A letter sent by a head teacher to their pupils congratulating them on their exam results has recently gone viral. What makes this letter different to the average results message though, is that the message reminds the students that there are in fact many different ways of ‘being smart’. It seems strange that this letter should ever have to be sent out though. Surely if schools were truly valuing each individual pupil, there would be no need for such a reminder because pupils would already know their own strengths and talents.
Are British schools actually limiting the potential of pupils who may not be seen as academically strong? It is true that schools are there to teach young people academic subjects but what does that do to the pupils who find it difficult to keep up with the increasing demands of high exam results? One can only presume that, although not necessarily registered, the effect of this attitude is damaging to the way the students view their self worth.

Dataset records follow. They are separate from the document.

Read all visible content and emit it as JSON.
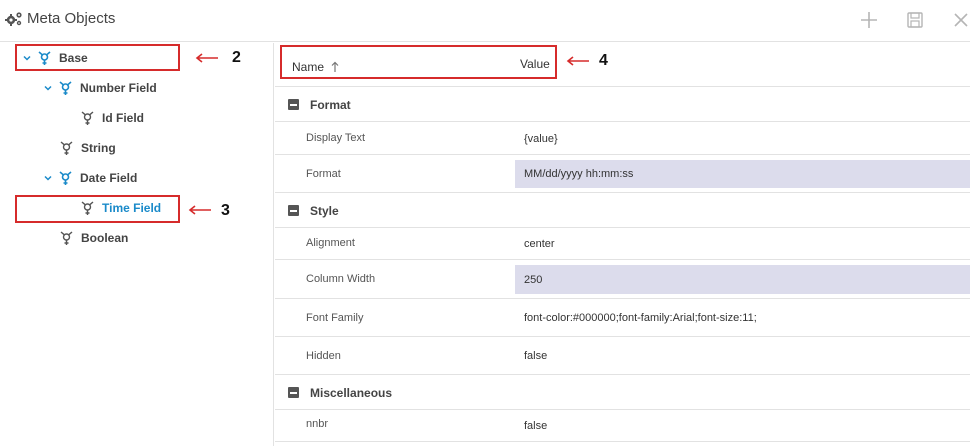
{
  "window": {
    "title": "Meta Objects",
    "icon": "gears-icon",
    "buttons": {
      "add": "plus-icon",
      "save": "save-icon",
      "close": "close-icon"
    }
  },
  "tree": [
    {
      "label": "Base",
      "icon": "node-icon",
      "expanded": true,
      "selected": false
    },
    {
      "label": "Number Field",
      "icon": "node-icon",
      "expanded": true,
      "selected": false
    },
    {
      "label": "Id Field",
      "icon": "leaf-node-icon",
      "selected": false
    },
    {
      "label": "String",
      "icon": "leaf-node-icon",
      "selected": false
    },
    {
      "label": "Date Field",
      "icon": "node-icon",
      "expanded": true,
      "selected": false
    },
    {
      "label": "Time Field",
      "icon": "leaf-node-icon",
      "selected": true
    },
    {
      "label": "Boolean",
      "icon": "leaf-node-icon",
      "selected": false
    }
  ],
  "callouts": {
    "base": "2",
    "time_field": "3",
    "header": "4"
  },
  "grid": {
    "headers": {
      "name": "Name",
      "value": "Value"
    },
    "groups": [
      {
        "label": "Format",
        "rows": [
          {
            "name": "Display Text",
            "value": "{value}"
          },
          {
            "name": "Format",
            "value": "MM/dd/yyyy hh:mm:ss"
          }
        ]
      },
      {
        "label": "Style",
        "rows": [
          {
            "name": "Alignment",
            "value": "center"
          },
          {
            "name": "Column Width",
            "value": "250"
          },
          {
            "name": "Font Family",
            "value": "font-color:#000000;font-family:Arial;font-size:11;"
          },
          {
            "name": "Hidden",
            "value": "false"
          }
        ]
      },
      {
        "label": "Miscellaneous",
        "rows": [
          {
            "name": "nnbr",
            "value": "false"
          }
        ]
      }
    ]
  },
  "colors": {
    "accent": "#1a8ac9",
    "highlight": "#d62b2b",
    "edit_bg": "#dcdcec"
  }
}
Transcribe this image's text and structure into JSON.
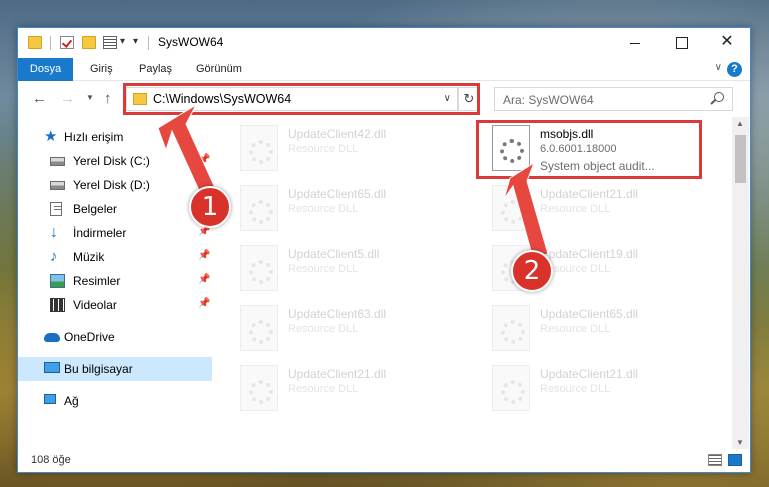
{
  "window": {
    "title": "SysWOW64"
  },
  "ribbon": {
    "tabs": [
      "Dosya",
      "Giriş",
      "Paylaş",
      "Görünüm"
    ]
  },
  "address": {
    "path": "C:\\Windows\\SysWOW64"
  },
  "search": {
    "placeholder": "Ara: SysWOW64"
  },
  "sidebar": {
    "items": [
      {
        "label": "Hızlı erişim",
        "icon": "star-icon"
      },
      {
        "label": "Yerel Disk (C:)",
        "icon": "disk-icon",
        "pinned": true
      },
      {
        "label": "Yerel Disk (D:)",
        "icon": "disk-icon"
      },
      {
        "label": "Belgeler",
        "icon": "document-icon"
      },
      {
        "label": "İndirmeler",
        "icon": "download-icon",
        "pinned": true
      },
      {
        "label": "Müzik",
        "icon": "music-icon",
        "pinned": true
      },
      {
        "label": "Resimler",
        "icon": "picture-icon",
        "pinned": true
      },
      {
        "label": "Videolar",
        "icon": "video-icon",
        "pinned": true
      },
      {
        "label": "OneDrive",
        "icon": "cloud-icon"
      },
      {
        "label": "Bu bilgisayar",
        "icon": "computer-icon",
        "selected": true
      },
      {
        "label": "Ağ",
        "icon": "network-icon"
      }
    ]
  },
  "files": {
    "main": {
      "name": "msobjs.dll",
      "version": "6.0.6001.18000",
      "description": "System object audit..."
    },
    "faded": [
      {
        "name": "UpdateClient42.dll",
        "type": "Resource DLL"
      },
      {
        "name": "UpdateClient65.dll",
        "type": "Resource DLL"
      },
      {
        "name": "UpdateClient21.dll",
        "type": "Resource DLL"
      },
      {
        "name": "UpdateClient5.dll",
        "type": "Resource DLL"
      },
      {
        "name": "UpdateClient19.dll",
        "type": "Resource DLL"
      },
      {
        "name": "UpdateClient63.dll",
        "type": "Resource DLL"
      },
      {
        "name": "UpdateClient65.dll",
        "type": "Resource DLL"
      },
      {
        "name": "UpdateClient21.dll",
        "type": "Resource DLL"
      },
      {
        "name": "UpdateClient21.dll",
        "type": "Resource DLL"
      }
    ]
  },
  "status": {
    "count": "108 öğe"
  },
  "annotations": {
    "badge1": "1",
    "badge2": "2",
    "color": "#d9322b"
  },
  "colors": {
    "accent": "#1979ca",
    "highlight": "#d93a3a",
    "selection": "#cce8ff"
  }
}
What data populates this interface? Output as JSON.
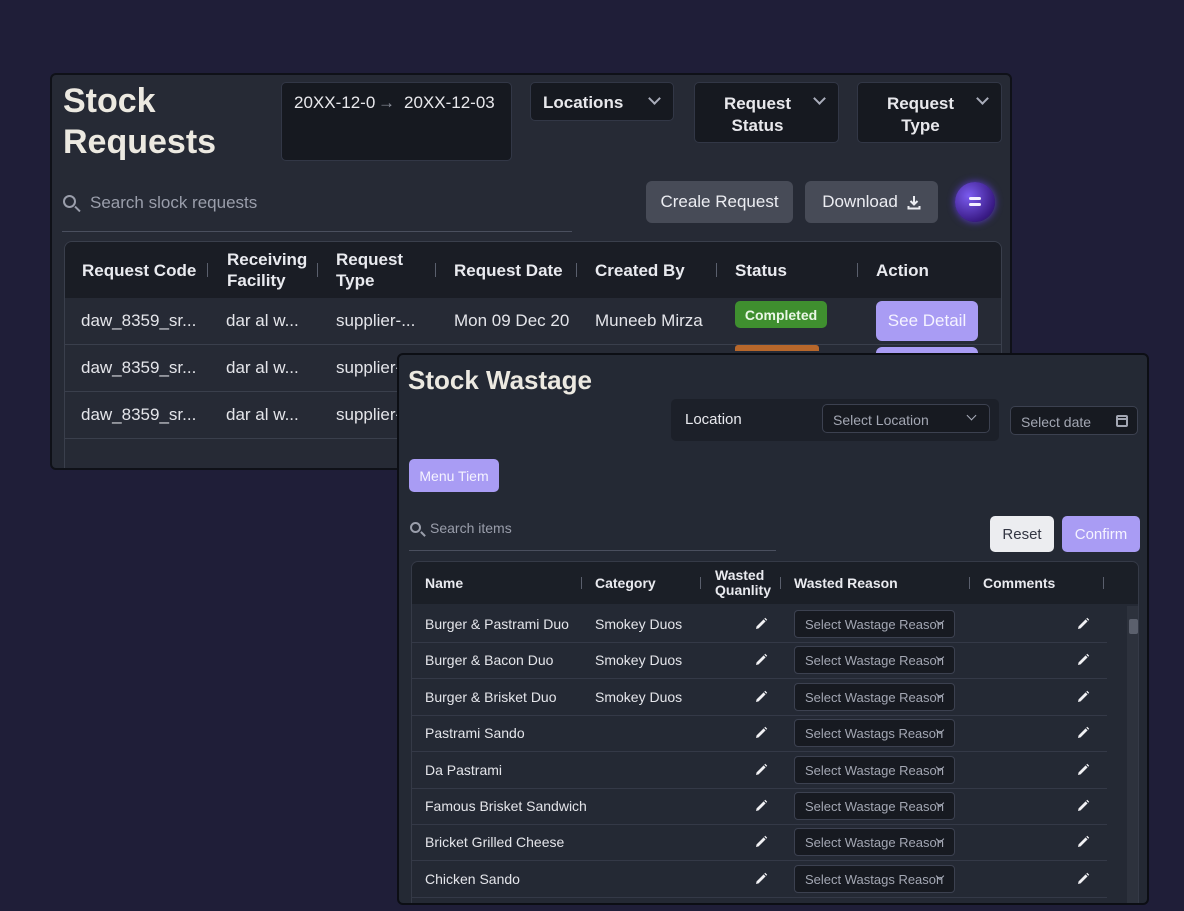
{
  "requests": {
    "title_line1": "Stock",
    "title_line2": "Requests",
    "date_from": "20XX-12-0",
    "date_arrow": "→",
    "date_to": "20XX-12-03",
    "locations_label": "Locations",
    "request_status_line1": "Request",
    "request_status_line2": "Status",
    "request_type_line1": "Request",
    "request_type_line2": "Type",
    "search_placeholder": "Search slock requests",
    "create_label": "Creale Request",
    "download_label": "Download",
    "columns": {
      "code": "Request Code",
      "facility_line1": "Receiving",
      "facility_line2": "Facility",
      "type_line1": "Request",
      "type_line2": "Type",
      "date": "Request Date",
      "created_by": "Created By",
      "status": "Status",
      "action": "Action"
    },
    "rows": [
      {
        "code": "daw_8359_sr...",
        "facility": "dar al w...",
        "type": "supplier-...",
        "date": "Mon 09 Dec 20",
        "created_by": "Muneeb Mirza",
        "status": "Completed",
        "action": "See Detail"
      },
      {
        "code": "daw_8359_sr...",
        "facility": "dar al w...",
        "type": "supplier-"
      },
      {
        "code": "daw_8359_sr...",
        "facility": "dar al w...",
        "type": "supplier-"
      }
    ]
  },
  "wastage": {
    "title": "Stock Wastage",
    "location_label": "Location",
    "location_placeholder": "Select Location",
    "date_placeholder": "Select date",
    "menu_item_label": "Menu Tiem",
    "search_placeholder": "Search items",
    "reset_label": "Reset",
    "confirm_label": "Confirm",
    "columns": {
      "name": "Name",
      "category": "Category",
      "wasted_qty_line1": "Wasted",
      "wasted_qty_line2": "Quanlity",
      "reason": "Wasted Reason",
      "comments": "Comments"
    },
    "rows": [
      {
        "name": "Burger & Pastrami Duo",
        "category": "Smokey Duos",
        "reason": "Select Wastage Reason"
      },
      {
        "name": "Burger & Bacon Duo",
        "category": "Smokey Duos",
        "reason": "Select Wastage Reason"
      },
      {
        "name": "Burger & Brisket Duo",
        "category": "Smokey Duos",
        "reason": "Select Wastage Reason"
      },
      {
        "name": "Pastrami Sando",
        "category": "",
        "reason": "Select Wastags Reason"
      },
      {
        "name": "Da Pastrami",
        "category": "",
        "reason": "Select Wastage Reason"
      },
      {
        "name": "Famous Brisket Sandwich",
        "category": "",
        "reason": "Select Wastage Reason"
      },
      {
        "name": "Bricket Grilled Cheese",
        "category": "",
        "reason": "Select Wastage Reason"
      },
      {
        "name": "Chicken Sando",
        "category": "",
        "reason": "Select Wastags Reason"
      }
    ]
  },
  "colors": {
    "background": "#1f1e38",
    "accent": "#a99cf4",
    "completed": "#3f8f2f"
  }
}
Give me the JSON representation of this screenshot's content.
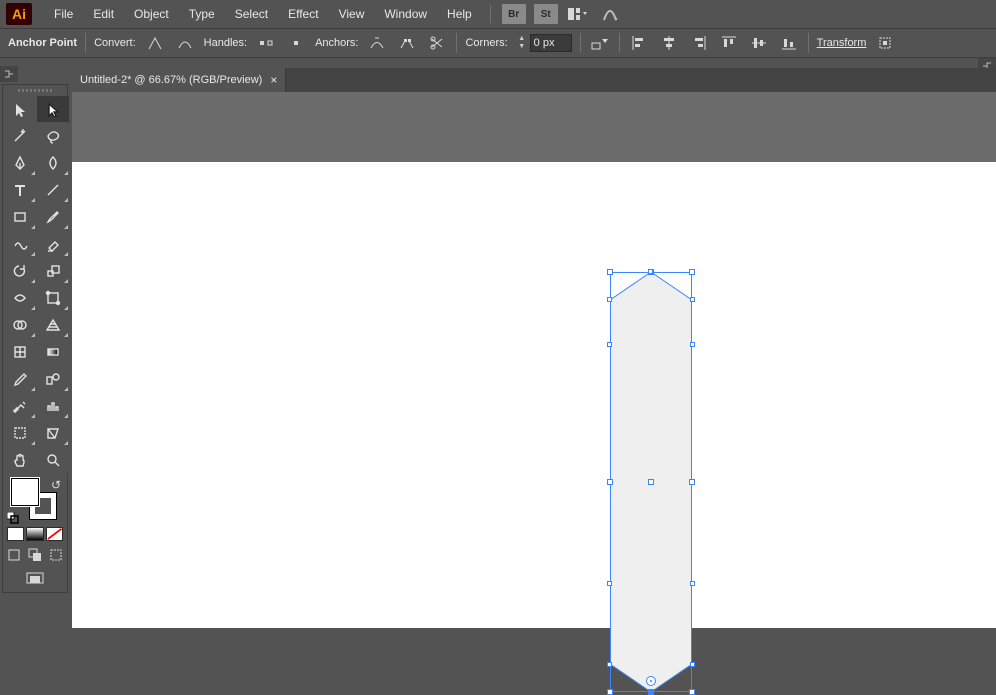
{
  "app": {
    "logo_text": "Ai"
  },
  "menu": {
    "items": [
      "File",
      "Edit",
      "Object",
      "Type",
      "Select",
      "Effect",
      "View",
      "Window",
      "Help"
    ],
    "br_label": "Br",
    "st_label": "St"
  },
  "control": {
    "mode_label": "Anchor Point",
    "convert_label": "Convert:",
    "handles_label": "Handles:",
    "anchors_label": "Anchors:",
    "corners_label": "Corners:",
    "corners_value": "0 px",
    "transform_label": "Transform"
  },
  "document": {
    "tab_title": "Untitled-2* @ 66.67% (RGB/Preview)"
  },
  "tools": {
    "list": [
      "selection-tool",
      "direct-selection-tool",
      "magic-wand-tool",
      "lasso-tool",
      "pen-tool",
      "curvature-tool",
      "type-tool",
      "line-segment-tool",
      "rectangle-tool",
      "paintbrush-tool",
      "shaper-tool",
      "eraser-tool",
      "rotate-tool",
      "scale-tool",
      "width-tool",
      "free-transform-tool",
      "shape-builder-tool",
      "perspective-grid-tool",
      "mesh-tool",
      "gradient-tool",
      "eyedropper-tool",
      "blend-tool",
      "symbol-sprayer-tool",
      "column-graph-tool",
      "artboard-tool",
      "slice-tool",
      "hand-tool",
      "zoom-tool"
    ],
    "selected": "direct-selection-tool"
  },
  "colors": {
    "fill": "#ffffff",
    "stroke": "#000000"
  }
}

The Christian perspective sees that every individual is given a different set of gifts and talents which they should use throughout their life to worship God. As each individual is created uniquely by God, they are given particular characteristics, personalities and talents. In this way, every individual is seen as valuable due to their ability to contribute differently in worship and towards the life of the church. Self worth is not based upon whether they are academically gifted, or even gifted in a different way. Self worth comes from knowing who they are in the eyes of God and what their purpose is in life.
If it were possible for schools to take up a similar attitude I believe the results would be astonishing. Those students who once felt demoralised by the competitive education system would in fact be taught how to use their gifts and strengths to the best of their ability. The Christian attitude that everyone is unique, yet treasured and loved by God, is one that could be emulated through the school system. If this were to happen it would most likely have a positive effect on the future generations of our society. It would breed an attitude of understanding towards everyone’s differences whilst also enabling people to combine their talents to create a more productive and equal society.
Does this mean that schools are limiting the very pupils they are striving to teach? Perhaps it is so, but if all teachers looked to the example set by this kindly head teacher instead of focusing so intently on constantly improving academic exam results, the future generations will become more valued and more willing to learn in the way that suits them best. Surely that is what we should want for the future of our society?